No dia seguinte, já esgotadas de tomar na raba, fomos passear no castelo do Drácula. Para chegar lá, era preciso pegar um trem e um ônibus. Beleza pensamos, o que pode dar errado?. Muita coisa
Primeiro, comprando o bilhete de trem, senti que fui excomungada e xingada até a terceira geração da minha família pela atendente que estava de muito mal humor e começou a gritar comigo. Princesa que sou, e com respeito a minha integridade física, não falei nada. O trem estava quase saindo e nada de encontrarmos qual era o certo. Um guardinha que falava inglês nos ajudou, mas o vagão era lá no final. Começamos a correr por dentro do trem até que alguém grita numa voz carregada de ódio: YOU CANT RUN INSIDE THE TRAIN, GET OUT! Ah pronto. Fomos expulsas do trem. Saímos por um vagão e entramos por outro, pois não somos trouxas de perder o trenzinho. Com calma fomos gritando para os passageiros ALGUÉM FALA INGLÊS AQUI? Até que uma menina de uns 15 anos muito tímida afirmou, com paciência ela nos ajudou a achar os benditos assentos (parece que dá multa se você está no lugar errado). Ela riu muito quando contamos nossa saga e nos falou que estudava em Brasov e estava indo visitar a família. Tudo certo? não.
Nossa guia desceu umas estações antes e nos confundimos no ponto de descida. Chegamos numa estação que ficava no meio do nada, tinham apenas alguns prédios escuros, herança do comunismo do passado, porém dava pra ouvir um murmúrio de pessoas. Chegamos numa das plataformas e nos deparamos com uma cena de alguma comédia pastelona.
Haviam umas 100 pessoas, todos entre 15 e 30 anos, cobertos de piercings, tatuagens na cara, cabelos espetados e todos vestindo roupas dignas de um filme gótico dos anos 80. Entendemos que teve um festival de gothic metal ai perto e eles estavam voltando. Nos olhavam com cara de “o que essas loucas estão fazendo aqui”. Por sorte, dois alpinistas da Eslováquia também desceram na estação errada. Começamos a rir, e eles nos contaram que estavam indo para as montanhas que ficam próximas ao castelo para fazer hiking por alguns dias. Caminhamos pela rodovia até encontrar um ônibus que ia para a cidade do castelo. Para a nossa alegria ele estava lotado igual ônibus no Brasil saindo das firma às 17:10. Crianças chorando, pessoas gritando no telefone, uma música romena a todo volume no rádio do motora. O motora falava no celular e contava um maço de dinheiro enquanto dirigia. A Aline começou a discutir com uma criança de uns 6 anos que fazia birra e gritava. Os eslovacos estavam de saco cheio também, até que chegamos no castelo.

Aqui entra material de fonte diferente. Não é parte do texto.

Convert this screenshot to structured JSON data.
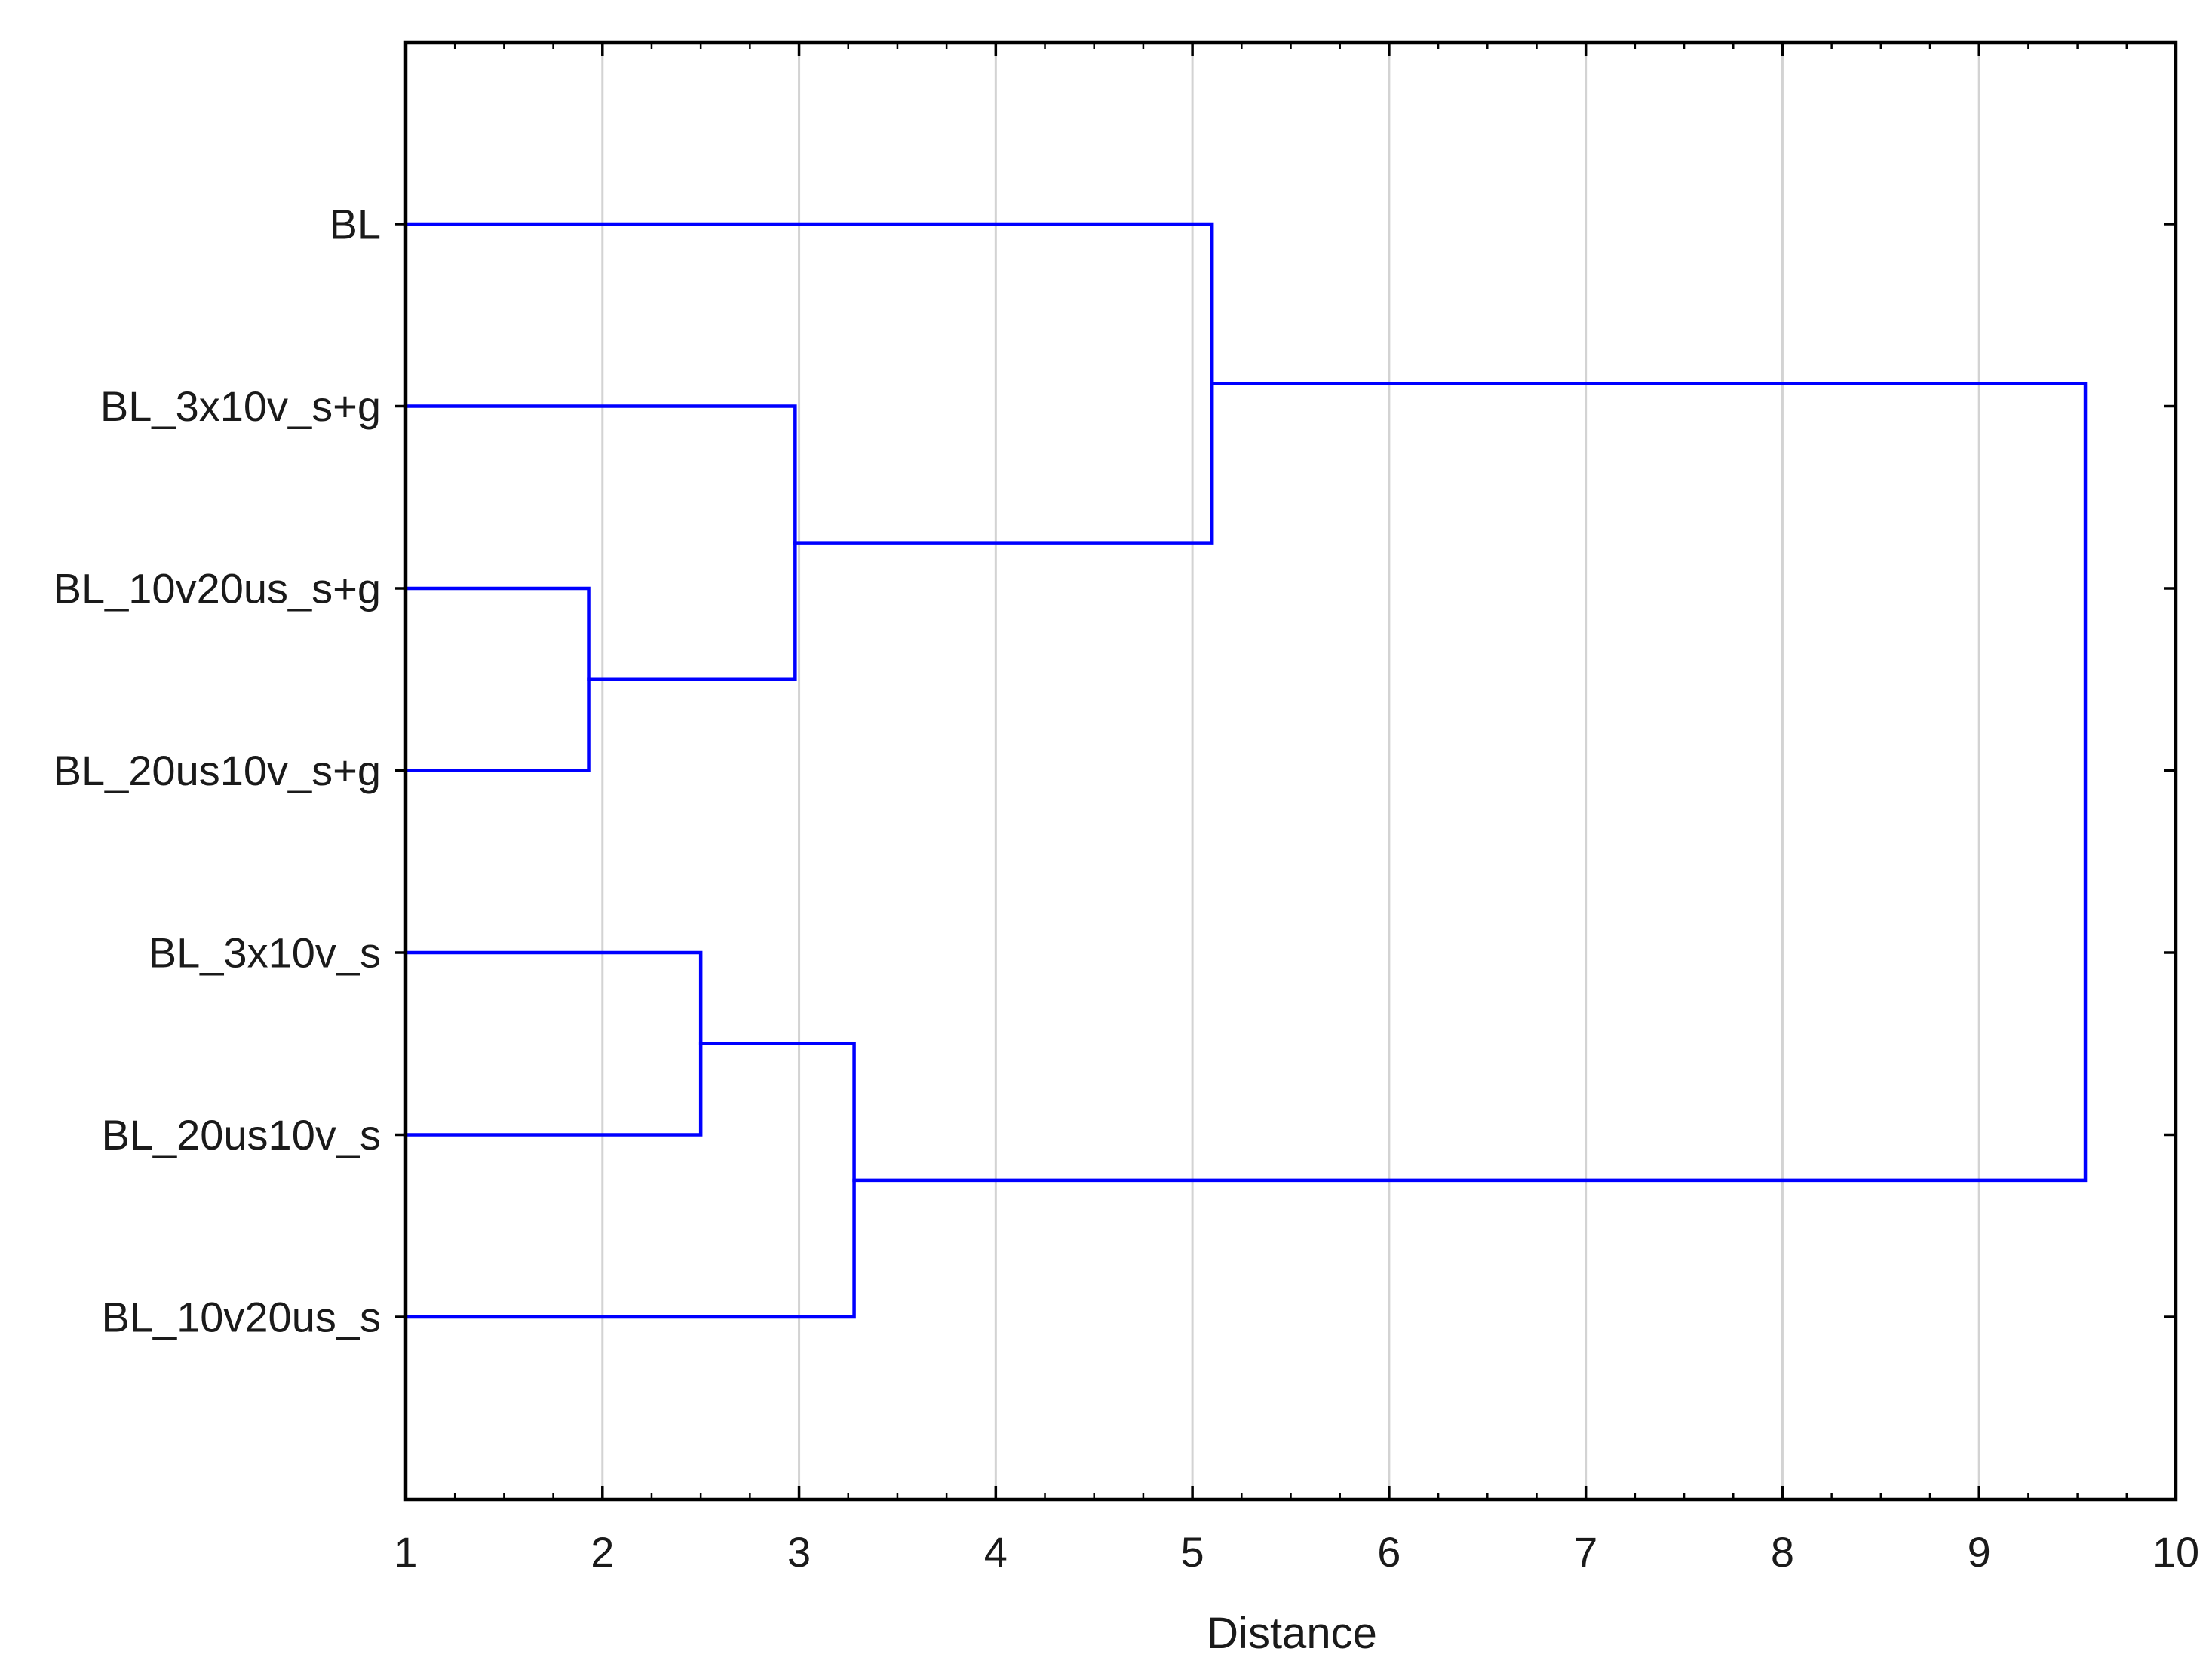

Nos despedimos deles e fomos procurar a entrada. Havia uma fila de no mínimo uns 2 quilômetros. Desistimos de entrar e gastamos nosso dinheiro com comidas e brinquedos. Tem um trenzinho do terror que é muito divertido, bem como muitas feirinhas com máscaras de capiroto e afins. Desculpa Drácula, mas não foi dessa vez. E na real, estávamos tão saturadas de ver castelos medievais que olhando na internet depois, não perdemos muita coisa em não ter entrado.
Dinamarca no Natal
Passar o Natal num país nórdico, que legal a ideia, não? Não. Eu sou a montadora oficial de roteiros da galera, então não tenho nem a quem culpar. Chegamos no dia 23, a noite em Copenhagen, uma friaca enviada pela própria Elsa de Frozen. O vento forte e a umidade pareciam facas cortando o que ficava de pele exposta. Levamos um tempão para entender como funcionava o metrô e nosso airbnb ficava muito longe do centro. Chegamos no prédio 2 horas depois do combinado,e claro nosso host não estava lá. Ligamos, ligamos e ligamos, até que ele atendeu num sotaque indiano bem marcado, falou que já estava chegando.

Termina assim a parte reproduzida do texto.